Relatando cómo se viven el turno del personal de la Unidad de Urgencias del Hospital de Pittsburgh, The Pitt ha sido la serie que causó furor entre los espectadores durante 2025 y con su segunda temporada en lo que va de 2026.
Aunque el protagonista es el jefe de la Unidad, el Dr. Michael Robinavitch (Noah Wyle), en los distintos capítulos vamos conociendo a través de “pinceladas” las historias de cada integrante mientras van atendiendo casos en medio del caos de Urgencias.
Una de ellas es la de la Dra Melissa “Mel” King, interpretada por Taylor Dearden. En la primera temporada empezamos a saber que ella es la cuidadora principal de su hermana Becca , encarnada por Tal Anderson, quien vive en una residencia.
Desde el comienzo, el personaje comenta que su hermana es autista, situación que recibida sin grandes asombros por parte de sus colegas. Sin embargo, desde su primera interacción ella también muestra ciertas características “inusuales”.

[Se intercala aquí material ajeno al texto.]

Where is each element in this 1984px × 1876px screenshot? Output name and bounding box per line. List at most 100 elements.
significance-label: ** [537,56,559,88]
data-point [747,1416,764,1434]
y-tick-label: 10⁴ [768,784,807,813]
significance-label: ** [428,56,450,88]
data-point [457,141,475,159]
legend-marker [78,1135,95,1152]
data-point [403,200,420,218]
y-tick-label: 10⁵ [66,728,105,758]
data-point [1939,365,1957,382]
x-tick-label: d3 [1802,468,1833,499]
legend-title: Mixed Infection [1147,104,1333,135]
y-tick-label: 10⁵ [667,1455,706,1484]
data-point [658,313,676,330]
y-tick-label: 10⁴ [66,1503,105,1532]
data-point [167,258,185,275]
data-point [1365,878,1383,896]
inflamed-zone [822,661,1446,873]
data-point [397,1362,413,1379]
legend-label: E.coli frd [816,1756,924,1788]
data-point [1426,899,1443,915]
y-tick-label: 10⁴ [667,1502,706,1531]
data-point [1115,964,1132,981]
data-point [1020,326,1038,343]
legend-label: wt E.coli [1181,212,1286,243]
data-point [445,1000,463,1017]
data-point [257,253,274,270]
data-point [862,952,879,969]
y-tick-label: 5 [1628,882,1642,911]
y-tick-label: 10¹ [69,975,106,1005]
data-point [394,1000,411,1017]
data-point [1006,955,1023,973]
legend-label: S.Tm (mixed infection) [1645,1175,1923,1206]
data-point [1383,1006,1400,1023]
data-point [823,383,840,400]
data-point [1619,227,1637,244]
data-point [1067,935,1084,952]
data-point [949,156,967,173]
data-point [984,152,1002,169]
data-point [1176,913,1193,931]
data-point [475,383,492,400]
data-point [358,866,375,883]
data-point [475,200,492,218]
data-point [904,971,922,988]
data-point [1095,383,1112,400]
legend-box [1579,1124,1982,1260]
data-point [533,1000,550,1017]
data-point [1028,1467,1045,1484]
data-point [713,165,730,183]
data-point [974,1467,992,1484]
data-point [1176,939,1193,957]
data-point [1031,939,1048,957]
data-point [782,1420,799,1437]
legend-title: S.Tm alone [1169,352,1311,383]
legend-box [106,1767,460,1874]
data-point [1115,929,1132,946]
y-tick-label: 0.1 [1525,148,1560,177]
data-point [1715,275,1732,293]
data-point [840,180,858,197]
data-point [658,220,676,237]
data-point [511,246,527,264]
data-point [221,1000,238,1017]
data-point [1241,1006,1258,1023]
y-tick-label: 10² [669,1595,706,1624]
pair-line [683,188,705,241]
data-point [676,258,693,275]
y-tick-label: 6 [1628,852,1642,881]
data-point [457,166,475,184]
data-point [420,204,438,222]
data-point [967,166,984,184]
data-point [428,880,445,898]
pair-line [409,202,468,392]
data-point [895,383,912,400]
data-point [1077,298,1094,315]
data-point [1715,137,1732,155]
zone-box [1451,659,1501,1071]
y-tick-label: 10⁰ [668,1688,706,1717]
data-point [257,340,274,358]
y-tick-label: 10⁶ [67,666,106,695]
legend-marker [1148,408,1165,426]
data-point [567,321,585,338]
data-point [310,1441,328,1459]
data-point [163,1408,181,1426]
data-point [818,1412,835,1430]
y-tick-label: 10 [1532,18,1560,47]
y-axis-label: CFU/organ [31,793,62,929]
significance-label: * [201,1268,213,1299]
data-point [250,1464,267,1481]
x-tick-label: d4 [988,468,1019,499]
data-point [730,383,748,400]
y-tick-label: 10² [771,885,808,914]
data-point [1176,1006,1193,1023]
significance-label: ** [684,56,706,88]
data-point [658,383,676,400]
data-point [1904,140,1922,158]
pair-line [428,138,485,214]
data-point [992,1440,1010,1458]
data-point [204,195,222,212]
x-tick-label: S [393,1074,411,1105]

La Dra. King nota detalles que sus compañeros no, hace comentarios que pocos entienden, a veces se muestra distraída en las cosas que no son de su interés, y con conocimiento profundo en los que sí lo son, entre otros rasgos.
En la segunda temporada se profundiza más: se ve cómo Mel enfrentan situaciones de alta tensión, y la ansiedad se la agudiza ante la incertidumbre (no haremos spoiler).

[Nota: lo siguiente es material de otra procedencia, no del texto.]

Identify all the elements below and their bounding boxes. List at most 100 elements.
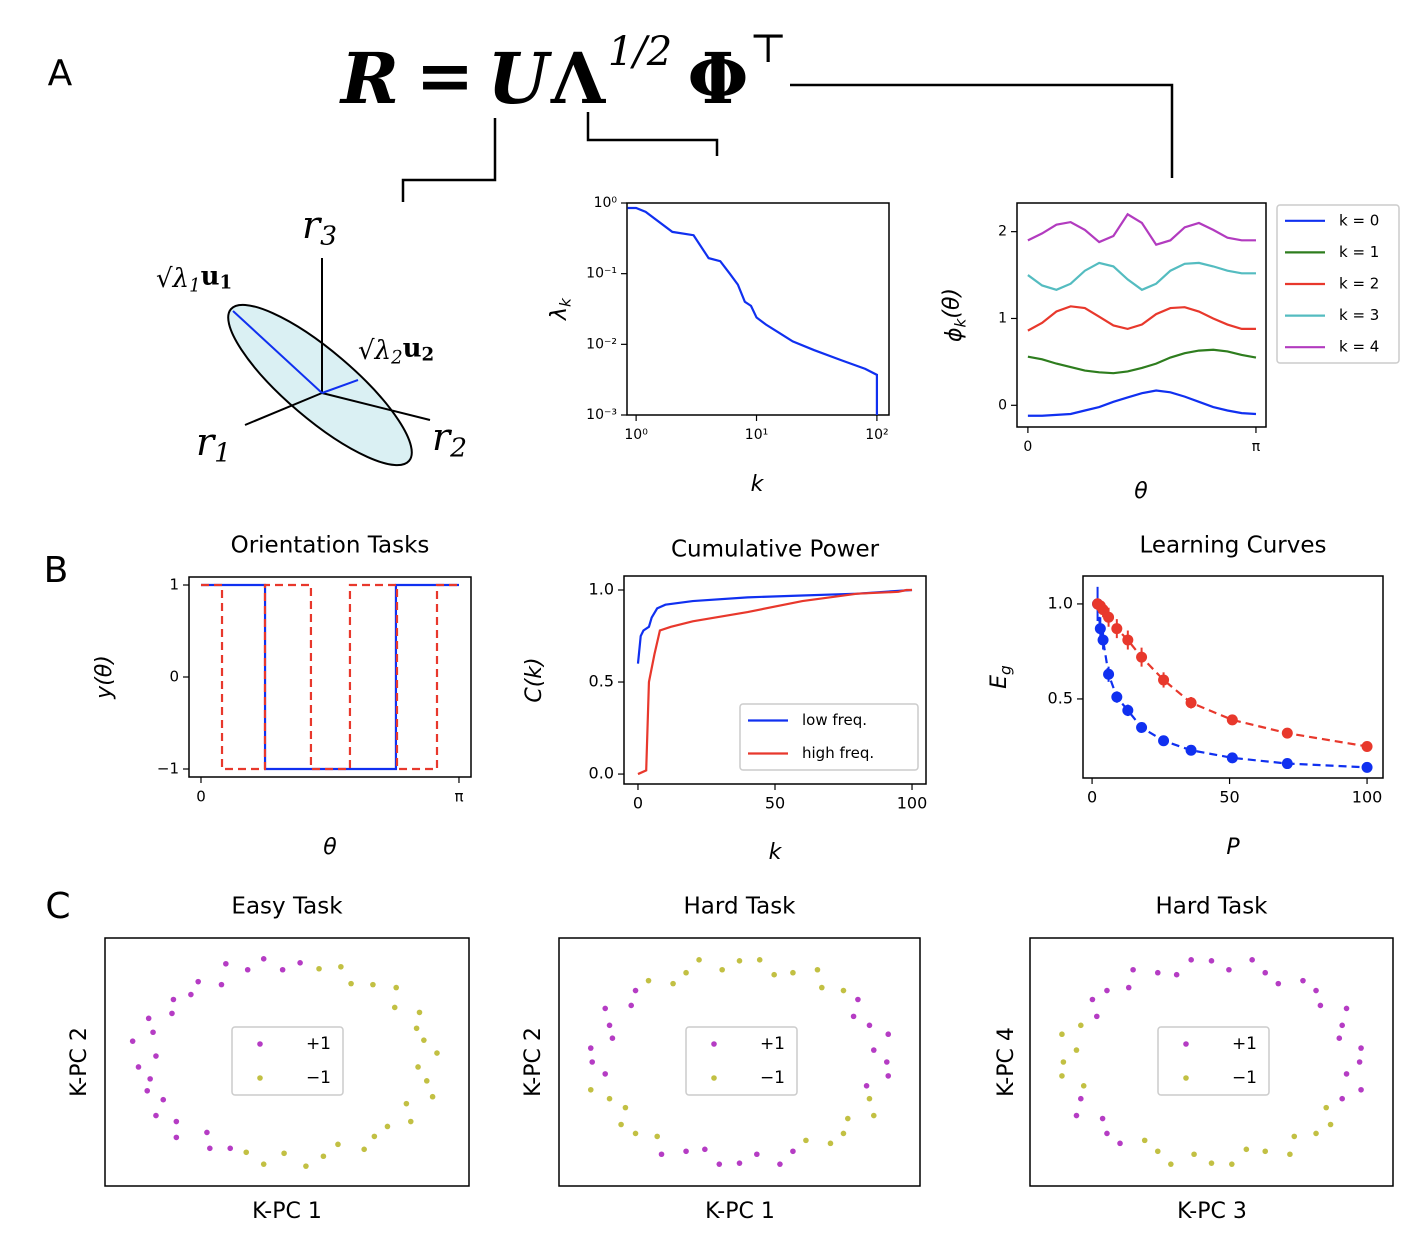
point xyxy=(696,957,702,963)
y-axis-label: λk xyxy=(547,297,574,321)
y-axis-label: C(k) xyxy=(522,657,547,702)
x-axis-label: K-PC 1 xyxy=(705,1199,775,1224)
point xyxy=(1323,1104,1330,1111)
point xyxy=(870,1047,877,1053)
chart-title: Hard Task xyxy=(1156,894,1269,920)
point xyxy=(736,958,743,964)
label-part: u xyxy=(201,261,220,291)
x-tick-label: π xyxy=(1252,439,1261,455)
eigenvector xyxy=(232,310,323,394)
point xyxy=(1117,1140,1123,1147)
label-part: u xyxy=(403,333,422,363)
point xyxy=(147,1076,153,1082)
point xyxy=(303,1163,309,1169)
legend-label: k = 2 xyxy=(1339,275,1379,293)
line xyxy=(637,588,913,776)
label-part: r xyxy=(432,415,453,459)
point xyxy=(1262,969,1269,976)
legend-swatch xyxy=(711,1075,717,1081)
line xyxy=(636,588,913,664)
point xyxy=(145,1015,152,1022)
point xyxy=(1313,987,1319,994)
diagram-label: √λ1u1 xyxy=(156,261,232,296)
legend: low freq. high freq. xyxy=(739,703,919,771)
point xyxy=(1281,758,1293,770)
point xyxy=(658,1151,665,1158)
point xyxy=(1141,1137,1148,1144)
point xyxy=(170,996,177,1003)
y-axis-label: K-PC 2 xyxy=(67,1027,92,1097)
point xyxy=(863,1083,870,1089)
point xyxy=(413,1025,420,1032)
line xyxy=(1027,389,1257,417)
point xyxy=(1094,623,1106,635)
label-part: √ xyxy=(358,336,375,366)
point xyxy=(173,1118,180,1125)
equation-symbol: U xyxy=(487,37,552,120)
point xyxy=(204,1129,210,1136)
point xyxy=(316,965,322,972)
point xyxy=(1208,958,1215,964)
equation-symbol: = xyxy=(416,34,475,117)
point xyxy=(1300,977,1306,984)
point xyxy=(602,1005,609,1012)
point xyxy=(1188,957,1194,963)
point xyxy=(1078,1095,1084,1102)
point xyxy=(827,1140,834,1147)
y-tick-label: 0.5 xyxy=(1048,688,1073,707)
legend-label: −1 xyxy=(1232,1068,1257,1088)
point xyxy=(670,980,676,987)
label-part: r xyxy=(302,203,323,247)
bracket xyxy=(586,112,719,156)
x-axis-label: K-PC 3 xyxy=(1177,1199,1247,1224)
point xyxy=(702,1146,708,1153)
legend-label: −1 xyxy=(760,1068,785,1088)
point xyxy=(840,987,847,994)
chart: Cumulative Power k C(k) 0 50 100 0.0 0.5 1.0 low … xyxy=(522,537,927,866)
point xyxy=(628,1002,634,1009)
x-tick-label: 50 xyxy=(765,794,785,813)
point xyxy=(434,1050,440,1056)
chart-title: Orientation Tasks xyxy=(231,533,430,559)
point xyxy=(1339,1095,1345,1102)
point xyxy=(870,1112,877,1119)
chart: Learning Curves P Eg 0 50 100 0.5 1.0 xyxy=(987,533,1384,860)
point xyxy=(129,1038,136,1044)
point xyxy=(803,1137,809,1144)
brackets xyxy=(401,83,1174,202)
x-tick-label: π xyxy=(454,788,463,806)
x-tick-label: 10² xyxy=(865,427,888,443)
ellipse-diagram: r3 r1 r2 √λ1u1 √λ2u2 xyxy=(156,203,467,469)
point xyxy=(632,987,639,994)
label-part: ϕ xyxy=(942,328,967,343)
point xyxy=(587,1045,594,1051)
bracket xyxy=(790,83,1174,178)
x-tick-label: 0 xyxy=(1023,439,1032,455)
point xyxy=(1185,744,1197,756)
point xyxy=(719,966,725,973)
point xyxy=(1291,1133,1298,1140)
point xyxy=(320,1153,327,1160)
point xyxy=(683,969,689,976)
y-tick-label: 10⁰ xyxy=(594,195,618,211)
point xyxy=(207,1145,213,1152)
point xyxy=(1287,1151,1293,1158)
label-part: 3 xyxy=(320,220,337,251)
chart: Orientation Tasks θ y(θ) 0 π −1 0 1 xyxy=(92,533,472,860)
point xyxy=(281,1150,287,1157)
point xyxy=(1080,1083,1087,1089)
point xyxy=(1103,611,1115,623)
panel-label: B xyxy=(44,550,69,591)
point xyxy=(1073,1047,1080,1053)
equation-exponent: 1/2 xyxy=(608,29,672,75)
point xyxy=(602,1071,609,1077)
point xyxy=(1339,1022,1345,1029)
point xyxy=(1136,651,1148,663)
legend-label: +1 xyxy=(306,1034,331,1054)
point xyxy=(790,1148,796,1155)
point xyxy=(883,1059,890,1065)
point xyxy=(153,1053,159,1059)
point xyxy=(1168,1161,1174,1167)
point xyxy=(423,1078,430,1084)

Aunque en la serie en ningún momento se ha mencionado diagnósticos de neurodivergencia (ND) de esta doctora, la interpretación es evidente, pero no solo de autismo, sino también de Déficit Atencional. De hecho, la actriz Taylor Dearden – hija del famoso Bryan Craston- reveló en entrevista con Parade que tiene TDAH severo.

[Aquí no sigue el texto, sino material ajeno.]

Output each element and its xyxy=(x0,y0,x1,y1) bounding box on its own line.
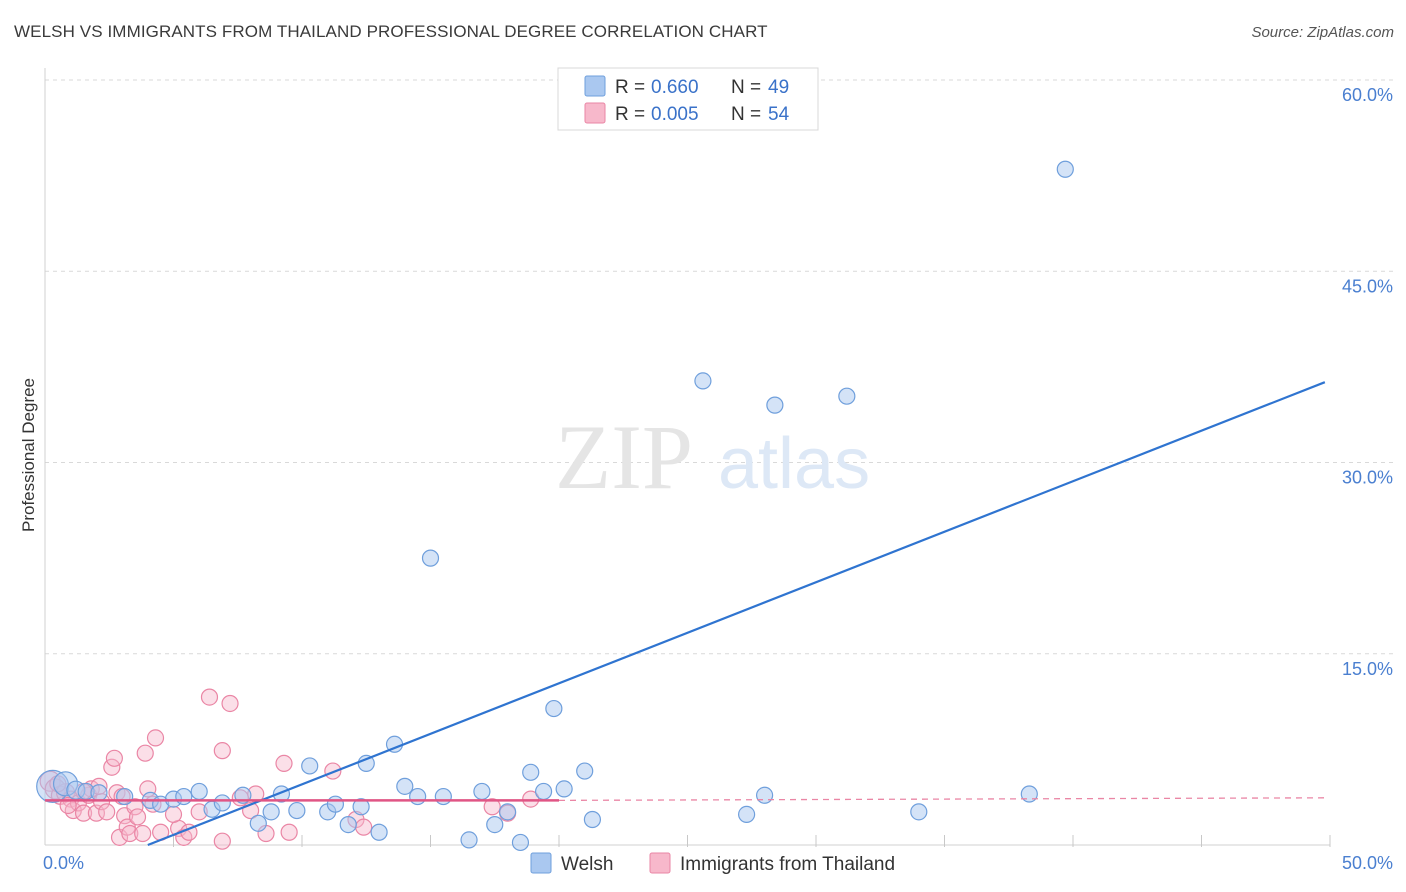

En la entrevista la actriz comentó que cuando le dieron a conocer el personaje ella les dijo que los rasgos ND eran bastante evidentes. Esto hizo pensar a los guionistas que entonces debían buscar a una intérprete autista, frente a lo que Dearden les dijo: «es su día de suerte” ya que ella es neurodivergente.
Naturalización de la neurodivergencia

Hay dos cosas que se valoran en esta realización: primero, que quienes son personajes neurodivergentes, son interpretados por actrices que también lo son, lo que permite darles honestidad pura a estos papeles. Y lo segundo, la naturalización de las condiciones de autismo y TDAH.
Este es un factor que no se ha visto en otras producciones, donde siempre se cae en agravar lo que viven los personajes o ensalzarlos por sobresalir en exceso, aquí no.
La Dra King es buena en lo que hace, pero no se destaca por sobre otros médicos; no es infantilizada por sus colegas, pero igual entienden sus necesidades. Cumple los turnos como todos, pero sin ser vulnerada ni violentada por sus superiores. Su diferencia es vista por su entorno, pero no es tema para ellos, porque es una profesional de la salud como todos los demás que requiere determinadas adecuaciones.
Es un tratamiento de guion que se agradece, porque la inclusión es eso: naturalizar las diferencias; que no te traten “especial” por tu condición, sino simple comprensión de necesidades específicas. Sin duda, este es uno de -los tantos- factores que tiene The Pitt que la hace una serie de médicos imperdible.